Claiming our Reconciliation (Dec 26)

How do we work for reconciliation? First and foremost by claiming for ourselves that God through Christ has reconciled us to God. It is not enough to believe this with our heads. We have to let the truth of this reconciliation permeate every part of our beings. As long as we are not fully and thoroughly convinced that we have been reconciled with God, that we are forgiven, that we have received new hearts, new spirits, new eyes to see, and new ears to hear, we continue to create divisions among people because we expect from them a healing power they do not possess.
Only when we fully trust that we belong to God and can find in our relationship with God all that we need for our minds, hearts, and souls can we be truly free in this world and be ministers of reconciliation. This is not easy, we readily fall back into self-doubts and self-rejection. We need to be constantly reminded through God’s Word, the sacraments, and the love of our neighbors that we are indeed reconciled.

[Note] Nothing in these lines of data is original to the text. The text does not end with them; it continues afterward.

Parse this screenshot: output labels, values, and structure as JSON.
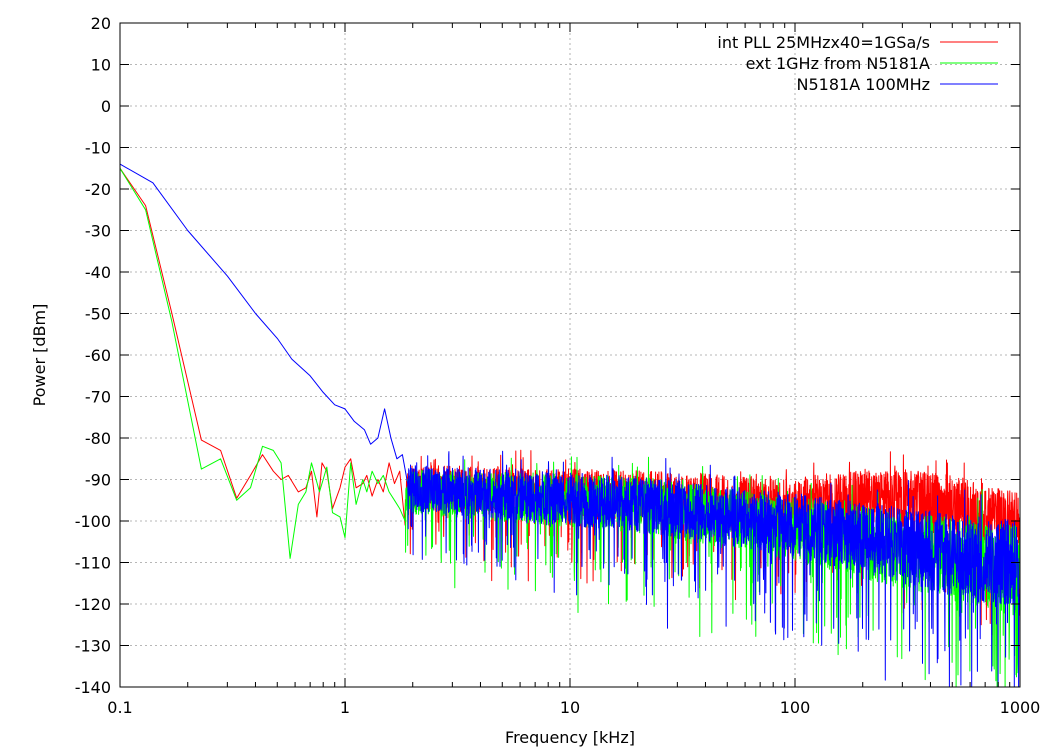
{
  "chart_data": {
    "type": "line",
    "title": "",
    "xlabel": "Frequency [kHz]",
    "ylabel": "Power [dBm]",
    "x_scale": "log",
    "xlim": [
      0.1,
      1000
    ],
    "ylim": [
      -140,
      20
    ],
    "grid": true,
    "legend_position": "top-right",
    "x_ticks": [
      {
        "value": 0.1,
        "label": "0.1"
      },
      {
        "value": 1,
        "label": "1"
      },
      {
        "value": 10,
        "label": "10"
      },
      {
        "value": 100,
        "label": "100"
      },
      {
        "value": 1000,
        "label": "1000"
      }
    ],
    "y_ticks": [
      {
        "value": 20,
        "label": "20"
      },
      {
        "value": 10,
        "label": "10"
      },
      {
        "value": 0,
        "label": "0"
      },
      {
        "value": -10,
        "label": "-10"
      },
      {
        "value": -20,
        "label": "-20"
      },
      {
        "value": -30,
        "label": "-30"
      },
      {
        "value": -40,
        "label": "-40"
      },
      {
        "value": -50,
        "label": "-50"
      },
      {
        "value": -60,
        "label": "-60"
      },
      {
        "value": -70,
        "label": "-70"
      },
      {
        "value": -80,
        "label": "-80"
      },
      {
        "value": -90,
        "label": "-90"
      },
      {
        "value": -100,
        "label": "-100"
      },
      {
        "value": -110,
        "label": "-110"
      },
      {
        "value": -120,
        "label": "-120"
      },
      {
        "value": -130,
        "label": "-130"
      },
      {
        "value": -140,
        "label": "-140"
      }
    ],
    "series": [
      {
        "name": "int PLL 25MHzx40=1GSa/s",
        "color": "#ff0000",
        "noise_floor": [
          [
            2,
            -92
          ],
          [
            20,
            -94
          ],
          [
            100,
            -96
          ],
          [
            250,
            -94
          ],
          [
            600,
            -97
          ],
          [
            1000,
            -101
          ]
        ],
        "noise_spread": [
          [
            2,
            10
          ],
          [
            100,
            12
          ],
          [
            1000,
            14
          ]
        ],
        "points": [
          [
            0.1,
            -15
          ],
          [
            0.13,
            -24
          ],
          [
            0.17,
            -50
          ],
          [
            0.23,
            -80.5
          ],
          [
            0.28,
            -83
          ],
          [
            0.33,
            -94.5
          ],
          [
            0.38,
            -89
          ],
          [
            0.43,
            -84
          ],
          [
            0.48,
            -88
          ],
          [
            0.52,
            -90
          ],
          [
            0.56,
            -89
          ],
          [
            0.62,
            -93
          ],
          [
            0.67,
            -92
          ],
          [
            0.71,
            -88
          ],
          [
            0.75,
            -99
          ],
          [
            0.79,
            -86
          ],
          [
            0.83,
            -88
          ],
          [
            0.88,
            -97
          ],
          [
            0.95,
            -92
          ],
          [
            1.0,
            -87
          ],
          [
            1.06,
            -85
          ],
          [
            1.12,
            -92
          ],
          [
            1.2,
            -91
          ],
          [
            1.25,
            -89
          ],
          [
            1.32,
            -94
          ],
          [
            1.4,
            -90
          ],
          [
            1.48,
            -93
          ],
          [
            1.57,
            -86
          ],
          [
            1.66,
            -91
          ],
          [
            1.75,
            -88
          ],
          [
            1.85,
            -101
          ]
        ]
      },
      {
        "name": "ext 1GHz from N5181A",
        "color": "#00ff00",
        "noise_floor": [
          [
            2,
            -93
          ],
          [
            20,
            -96
          ],
          [
            100,
            -102
          ],
          [
            300,
            -107
          ],
          [
            1000,
            -112
          ]
        ],
        "noise_spread": [
          [
            2,
            10
          ],
          [
            100,
            14
          ],
          [
            1000,
            20
          ]
        ],
        "points": [
          [
            0.1,
            -15
          ],
          [
            0.13,
            -25
          ],
          [
            0.17,
            -52
          ],
          [
            0.23,
            -87.5
          ],
          [
            0.28,
            -85
          ],
          [
            0.33,
            -95
          ],
          [
            0.38,
            -92
          ],
          [
            0.43,
            -82
          ],
          [
            0.48,
            -83
          ],
          [
            0.52,
            -86
          ],
          [
            0.57,
            -109
          ],
          [
            0.62,
            -96
          ],
          [
            0.67,
            -93
          ],
          [
            0.71,
            -86
          ],
          [
            0.77,
            -93
          ],
          [
            0.83,
            -87
          ],
          [
            0.88,
            -98
          ],
          [
            0.95,
            -99
          ],
          [
            1.0,
            -104
          ],
          [
            1.06,
            -86
          ],
          [
            1.12,
            -96
          ],
          [
            1.2,
            -90
          ],
          [
            1.25,
            -93
          ],
          [
            1.32,
            -88
          ],
          [
            1.4,
            -91
          ],
          [
            1.48,
            -89
          ],
          [
            1.57,
            -93
          ],
          [
            1.66,
            -95
          ],
          [
            1.75,
            -97
          ],
          [
            1.85,
            -100
          ]
        ]
      },
      {
        "name": "N5181A 100MHz",
        "color": "#0000ff",
        "noise_floor": [
          [
            2,
            -92
          ],
          [
            20,
            -96
          ],
          [
            100,
            -101
          ],
          [
            300,
            -106
          ],
          [
            1000,
            -111
          ]
        ],
        "noise_spread": [
          [
            2,
            10
          ],
          [
            100,
            14
          ],
          [
            1000,
            20
          ]
        ],
        "points": [
          [
            0.1,
            -14
          ],
          [
            0.14,
            -18.5
          ],
          [
            0.2,
            -30
          ],
          [
            0.3,
            -41
          ],
          [
            0.4,
            -50
          ],
          [
            0.5,
            -56
          ],
          [
            0.58,
            -61
          ],
          [
            0.7,
            -65
          ],
          [
            0.8,
            -69
          ],
          [
            0.9,
            -72
          ],
          [
            1.0,
            -73
          ],
          [
            1.1,
            -76
          ],
          [
            1.22,
            -78
          ],
          [
            1.3,
            -81.5
          ],
          [
            1.4,
            -80
          ],
          [
            1.5,
            -73
          ],
          [
            1.6,
            -80
          ],
          [
            1.7,
            -85
          ],
          [
            1.8,
            -84
          ],
          [
            1.9,
            -91
          ]
        ]
      }
    ]
  }
}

A Nonjudgmental Presence (Dec 27)

To the degree that we accept that through Christ we ourselves have been reconciled with God we can be messengers of reconciliation for others. Essential to the work of reconciliation is a nonjudgmental presence. We are not sent to the world to judge, to condemn, to evaluate, to classify, or to label. When we walk around as if we have to make up our minds about people and tell them what is wrong with them and how they should change, we only create more division. Jesus says it clearly, “Be compassionate just as your Father is compassionate. Do not judge. . . do not condemn . . .forgive.”(Luke 6:36-37)

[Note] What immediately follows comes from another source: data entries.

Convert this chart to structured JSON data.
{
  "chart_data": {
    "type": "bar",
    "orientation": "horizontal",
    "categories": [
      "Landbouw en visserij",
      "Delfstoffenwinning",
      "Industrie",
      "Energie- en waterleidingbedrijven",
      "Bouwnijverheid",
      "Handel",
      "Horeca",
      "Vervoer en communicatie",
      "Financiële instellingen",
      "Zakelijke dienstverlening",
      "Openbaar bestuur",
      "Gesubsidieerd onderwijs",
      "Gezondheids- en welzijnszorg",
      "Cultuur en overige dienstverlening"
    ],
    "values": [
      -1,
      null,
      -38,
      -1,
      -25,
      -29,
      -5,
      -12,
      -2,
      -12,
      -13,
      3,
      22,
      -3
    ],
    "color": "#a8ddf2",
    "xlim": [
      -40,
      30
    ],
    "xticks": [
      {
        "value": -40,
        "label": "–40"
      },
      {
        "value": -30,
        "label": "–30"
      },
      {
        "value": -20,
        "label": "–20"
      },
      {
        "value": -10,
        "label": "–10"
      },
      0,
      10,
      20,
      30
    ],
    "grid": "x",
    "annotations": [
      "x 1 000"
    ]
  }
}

In a world that constantly asks us to make up our minds about other people, a nonjudgmental presence seems nearly impossible. But it is one of the most beautiful fruits of a deep spiritual life and will be easily recognized by those who long for reconciliation.


A Ministry that Never Ends (Dec 29)

Reconciliation is much more than a one-time event by which a conflict is resolved and peace established. A ministry of reconciliation goes far beyond problem solving, mediation, and peace agreements. There is not a moment in our lives without the need for reconciliation. When we dare to look at the myriad hostile feelings and thoughts in our hearts and minds, we will immediately recognize the many little and big wars in which we take part. Our enemy can be a parent, a child, a “friendly” neighbor, people with different lifestyles, people who do not think as we think, speak as we speak, or act as we act. They all can become “them.” Right there is where reconciliation is needed.

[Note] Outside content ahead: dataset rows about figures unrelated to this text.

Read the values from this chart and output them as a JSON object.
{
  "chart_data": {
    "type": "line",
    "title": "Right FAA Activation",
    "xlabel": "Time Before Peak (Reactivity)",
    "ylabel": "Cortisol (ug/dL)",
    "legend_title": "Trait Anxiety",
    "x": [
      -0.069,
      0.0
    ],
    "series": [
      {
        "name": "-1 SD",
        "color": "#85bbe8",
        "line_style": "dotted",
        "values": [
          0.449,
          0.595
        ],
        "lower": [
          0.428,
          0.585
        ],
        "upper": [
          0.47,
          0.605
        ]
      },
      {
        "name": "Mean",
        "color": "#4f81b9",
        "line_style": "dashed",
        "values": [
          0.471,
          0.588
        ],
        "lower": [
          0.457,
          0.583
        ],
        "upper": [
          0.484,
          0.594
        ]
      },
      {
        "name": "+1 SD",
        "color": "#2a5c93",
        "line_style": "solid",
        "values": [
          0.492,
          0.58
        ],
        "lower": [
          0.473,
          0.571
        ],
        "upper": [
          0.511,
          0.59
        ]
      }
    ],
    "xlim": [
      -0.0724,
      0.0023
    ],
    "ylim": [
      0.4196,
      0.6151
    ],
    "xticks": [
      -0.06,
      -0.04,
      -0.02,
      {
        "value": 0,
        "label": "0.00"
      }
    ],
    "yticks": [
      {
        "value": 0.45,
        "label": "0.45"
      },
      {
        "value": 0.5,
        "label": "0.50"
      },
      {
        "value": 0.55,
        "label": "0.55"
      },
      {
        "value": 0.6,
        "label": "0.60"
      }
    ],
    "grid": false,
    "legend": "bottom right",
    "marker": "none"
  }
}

Reconciliation touches the most hidden parts of our souls. God gave reconciliation to us as a ministry that never ends.


Welcoming Home (July 3)

How do we welcome home our lost brothers and sisters? By running out to them, embracing them, and kissing them. By clothing them with the best clothes we have and making them our honored guests. By offering them the best food and inviting friends and family for a party. And, most important of all, by not asking for excuses or explanations, only showing our immense joy that they are with us again (Luke 15:20-24).

That is being perfect as our heavenly Father is perfect. It is forgiving from the heart without a trace of self-righteousness, recrimination, or even curiosity. The past is wiped out. What counts is the here and now, where all that fills our hearts is gratitude for the homecoming of our brothers and sisters.